Over the years, we’ve seen Google Maps change to Google Local, and then back to Google Maps.  Then the Local Business Center came out and was renamed to Google Places.  Just as business owners have started to get the difference between Paid and Organic search results, Place Search came out and threw in another moniker they’ve got to keep track of.

Then Hotpot came out, which apparently fits into Google Places somehow on the consumer side, but the stickers and business outreach that Google is doing are all being branded as Places on storefronts.  Google’s ads in the Rose Garden and PDX Airport all say Google Places, but the ones on OregonLive tout Hotpot more aggressively.

Clearly, Google has many more product offerings than most of their competitors (possibly save for Facebook) so it’s a bit of a challenge, but at some point a good umbrella sub-brand where business owners and consumers alike can find all of these location-sensitive offerings is going to be important.
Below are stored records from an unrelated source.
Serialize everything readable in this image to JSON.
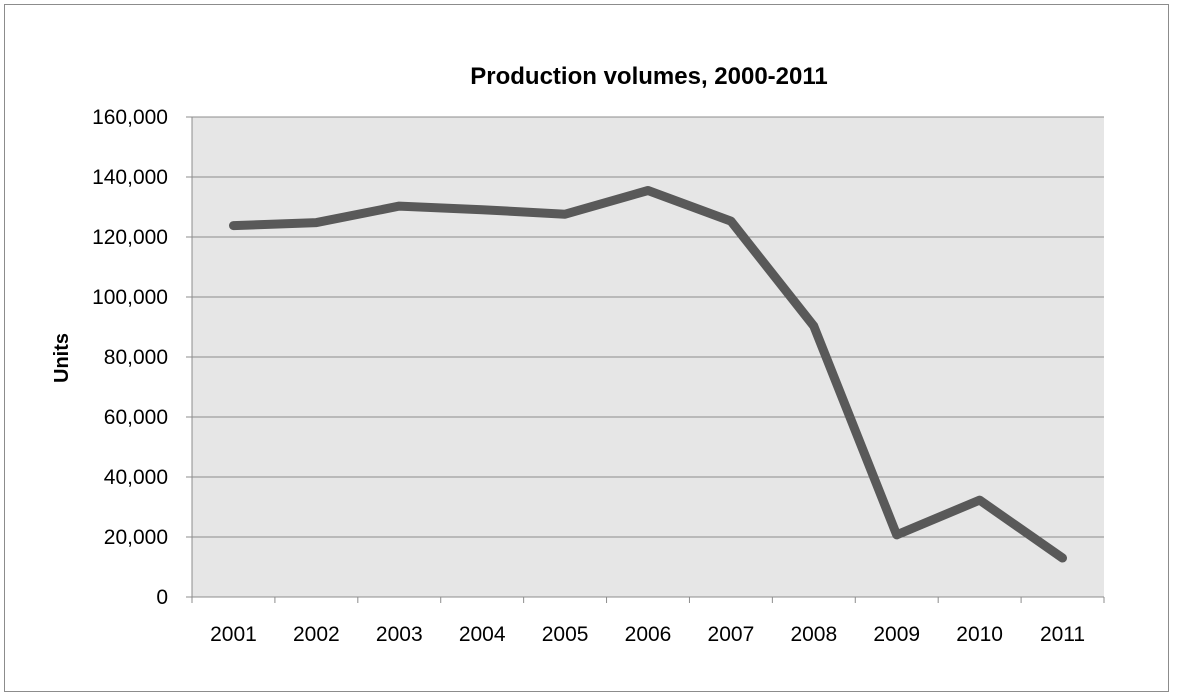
{
  "chart_data": {
    "type": "line",
    "title": "Production volumes, 2000-2011",
    "xlabel": "",
    "ylabel": "Units",
    "categories": [
      "2001",
      "2002",
      "2003",
      "2004",
      "2005",
      "2006",
      "2007",
      "2008",
      "2009",
      "2010",
      "2011"
    ],
    "series": [
      {
        "values": [
          123800,
          124800,
          130300,
          129100,
          127600,
          135500,
          125300,
          90300,
          20700,
          32300,
          13000
        ]
      }
    ],
    "ylim": [
      0,
      160000
    ],
    "yticks": [
      0,
      20000,
      40000,
      60000,
      80000,
      100000,
      120000,
      140000,
      160000
    ],
    "ytick_labels": [
      "0",
      "20,000",
      "40,000",
      "60,000",
      "80,000",
      "100,000",
      "120,000",
      "140,000",
      "160,000"
    ],
    "grid": true,
    "legend": "none",
    "colors": {
      "line": "#595959",
      "plot_background": "#e6e6e6",
      "gridline": "#8c8c8c",
      "border": "#8c8c8c"
    }
  }
}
And then, there’s the very Googly-ness of Google itself.  Their campaign in Portland has gone WAAAAY out of the way to be conversational, friendly, approachable, and at times irreverent.  But according to those of my friends who have the iPhone (I’m waiting until February 10th for mine), the app itself is extremely bland and lacks the charisma of competitors’ like Yelp, Foursquare, Where, and others.  I’m just not sure it’s in Google’s DNA to make a “fun” and social user experience.

We know that what is in Google’s DNA is algorithm, algorithm, algorithm, and scalability, scalability, scalability.  I have no doubt they are assiduously testing the messages and placements that resonate with both consumers and business owners here in Portland so that they can learn what works and what doesn’t as they roll out similar campaigns in other markets.  But I think that the fun, social experience of the Places app is going to be essential if it is going to have long term staying power, and gain adoption without the kind of astronomically expensive blanketed marketing that Google is trying here.

All in all, I’ve been very impressed with how Google has executed towards both consumers and in the business community.  It’s the expense of such a campaign, and its scalability to other markets, that I question.


Full Disclosure: A Google Places representative will present at Local University Portland on February 22, but Google did not know that I would be writing this column, nor did they review any of the content before it was published. Also, I am publishing this article from Lovejoy Bakery in the Pearl District — one of my favorite spots in Portland — and one that Google happened to visit!